Monday 14 November 2016

W/NG Battery

As I've mentioned before, I have a very nice continental-looking battery box that came with the bike. Here it is:


The original PUW7E battery specified has a 10 Ah capacity, which is the peculiar way in which our industry has chosen to illustrate the energy capacity of a battery - it means it is capable of delivering a current of 10 Amps for an hour, or 20 Amps for half an hour, or 5 amps for 2 hours - you get the idea.

My little Lucas E3HM dynamo gives me 40W at some speed, but I don't know what speed - something like 6.5 A So, in order to use my bike for a reasonable period of time without being charged (for when I choose to ride at 10 mph in a traffic queue on the M25 (when did you last see a W/NG do that?)) I need a battery of sufficient capacity to deliver sufficient current for the time I am riding so slowly that the battery is not charging, without running flat and plunging me into darkness.

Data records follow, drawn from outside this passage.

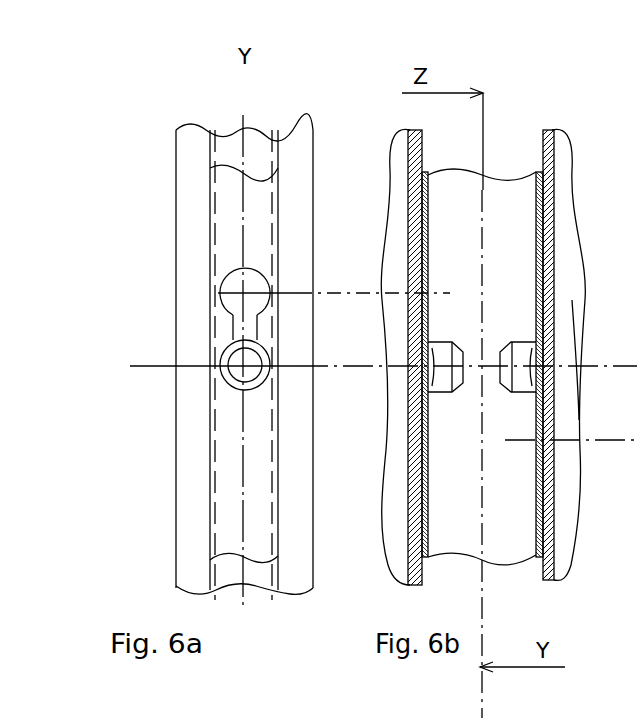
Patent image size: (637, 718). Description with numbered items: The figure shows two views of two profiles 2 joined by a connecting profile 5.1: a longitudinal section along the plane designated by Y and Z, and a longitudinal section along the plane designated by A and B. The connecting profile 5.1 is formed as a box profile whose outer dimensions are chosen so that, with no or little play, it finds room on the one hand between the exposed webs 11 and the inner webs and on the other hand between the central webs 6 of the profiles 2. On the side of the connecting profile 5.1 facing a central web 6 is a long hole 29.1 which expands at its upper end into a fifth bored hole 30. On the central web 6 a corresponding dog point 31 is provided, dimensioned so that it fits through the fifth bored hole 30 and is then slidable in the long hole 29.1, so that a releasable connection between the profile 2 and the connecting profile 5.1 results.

In FIG. 6B, the profile 2 is at (397, 538).
In FIG. 6A, the connecting profile 5.1 is at (232, 195).
In FIG. 6B, the connecting profile 5.1 is at (497, 190).
In FIG. 6A, the central web 6 is at (222, 572).
In FIG. 6B, the central web 6 is at (418, 580).
In FIG. 6A, the exposed web 11 is at (192, 469).
In FIG. 6B, the exposed web 11 is at (636, 498).
In FIG. 6A, the long hole 29.1 is at (240, 330).
In FIG. 6A, the fifth bored hole 30 is at (237, 291).
In FIG. 6A, the dog point 31 is at (222, 366).
In FIG. 6B, the dog point 31 is at (437, 351).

So how much current do I use? Let's work it out:
  • my headlamp will use up to 55W, which at 6V needs just under 10 Amps to deliver the power (Power, W = Potential Difference V x Current A)
  • my tail lamp will use 5W, which needs another Amp
Which gives us around 11 Amps, allowing for infrequent use of the stop light and horn. A 10 Ah battery will be flat in 54 minutes. Reasonable? No. The headlamp bulb is too big. What about this:
  • a smaller headlamp using 35W, which at 6V needs just under 6 Amps to deliver the power
  • my tail lamp is an LED, which is negligible
I don't have a Lucas PUW7E battery, nor am I likely to find on - and in fact, why would I want a rubber box full of sulphuric acid attached to my bike? I will use the Yuasa 12 Ah VRLA battery I have on the shelf...

That will give me 2 hours of operation of a 35 W halogen before it goes flat. Since a year or so into having the Bantam, Beattie has been using a sealed lead-acid battery - the electrolyte is treated to form a gel, so it can't flow out, and the chemistry is altered somehow (I'm not that clever) so that when the battery is charged and would normally produce free oxygen & hydrogen, the gases recombine as water, replacing the lost liquid in the cell. This is really neat for a motorcycle, because it means you can fit them wherever you want (they are really small), they don't drop nasty acid all over your bike (how many rusty battery carriers have you seen?) and because they are made for things like burglar alarms, they are really cheap. The SQ Four has had two of them on board for a few years now.

The downside is you cannot abuse them as you can a traditional wet battery - if you overcharge them and lose the electrolyte, you can't replace it.

The thing is, I came to use one of these things the first time because I realised the rudimentary (putting it kindly) charge control system on the Bantam was boiling the original wet battery - so I added a modern solid state regulator/rectifier (from the marvelous Rex Caunt Racing) and was able to use a gel battery. The one on the Bantam is tiny - about 3.4 Ah I think, at 12 V, and has coped perfectly for several years. It even remains charged through the winter, something the old wet battery could never do. The SQ4 has two, combined to give 20 Ah and controlled with an V-Reg regulator.